July 8, 2024

What do construction professionals really want from arbitrators, mediators, and dispute review board (DRB) members? Well, ConsensusDocs is hosting a series of ConsensusDocs webinars on July 16, July 18, and August 28 on alternative dispute resolution (ADR) procedures. Sign up and prepare by reading the article “Achieving ADR Success Through Practice and Experience: Survey Results of What Attorneys and Arbitrators Want in Construction Mediation and Arbitration” by Dean Thomson and Julia Douglass, which provides helpful data on the topic. Through comprehensive surveys and analysis, the authors identify gaps between theoretical assumptions and actual practices and preferences and offer insights into improving dispute resolution processes in the construction industry,

How to Improve Mediation Outcomes

The first part of the article focuses on how best to improve mediation outcomes in construction disputes. Through survey responses from over 330 construction attorneys, the authors analyze whether the standard approach to mediation meets practitioners’ mediation goals.  Their survey results indicate that mediation practice can be improved and that attorneys want to obtain sufficient information for an informed settlement while avoiding the high costs of extensive discovery. Additionally, the survey highlighted the attorney’s goal of maintaining business relationships during mediation.

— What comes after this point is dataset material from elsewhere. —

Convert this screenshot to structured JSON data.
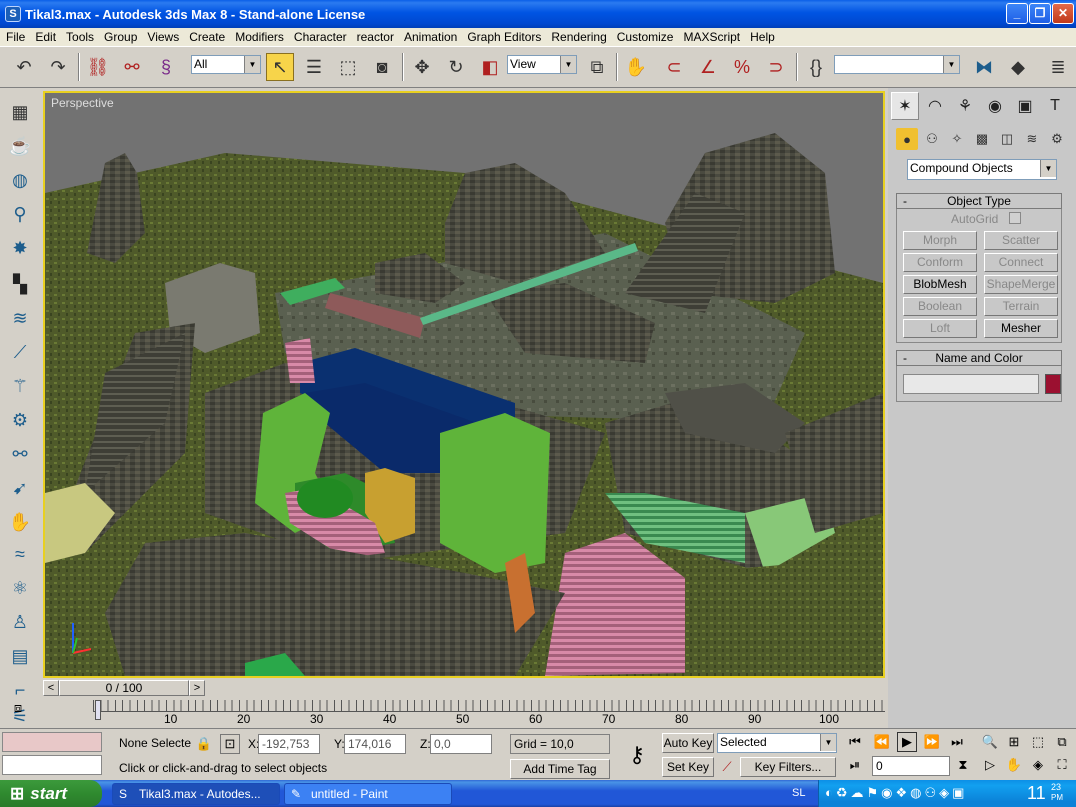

The survey shows that Guiding Mediation best delivers what practicing attorneys want by actively engaging the mediator in conferences well before the scheduled mediation to help design and guide the parties to design a mediation process best suited for their particular dispute. Effective early pre-mediation session engagement ensures that parties are adequately prepared and have the best chance of producing desired mediation results. Further, the article suggests that this approach best fosters continued positive business relationships post-dispute.

The article also outlines ineffective mediation practices to avoid and suggests effective mediation practices to pursue, such as drafting Guided Mediation processes into the ConsensusDocs mediation clause.

Common Misconceptions in Arbitration

The second part of the article delves into arbitration, examining common misconceptions and preferences among construction arbitrators. Surveys of over 220 construction arbitrators addressed the following myths: the belief that arbitrators do not follow the law, do not allow discovery, do not grant summary judgment, or tend to make compromises that do not fully satisfy either party (“split the baby”), and this part also offers suggestions for arbitration success based on the arbitrators’ responses.

Evaluating these myths, the survey found that most arbitrators allow for discovery, but the extent, limitation, and application of discovery varies by case complexity and arbitrator. The survey also reveals that arbitrators will grant summary judgment when appropriate and that arbitrators are divided on whether or not a summary judgment motion is useful. Next, the survey revealed that arbitrators do not take a “split the baby” approach, and most arbitrators are committed to following legal principles when making their decisions. Finally, the articles details advocacy techniques that arbitrators find effective regarding case organization and presentation, evidence introduction, and use of expert witness testimony.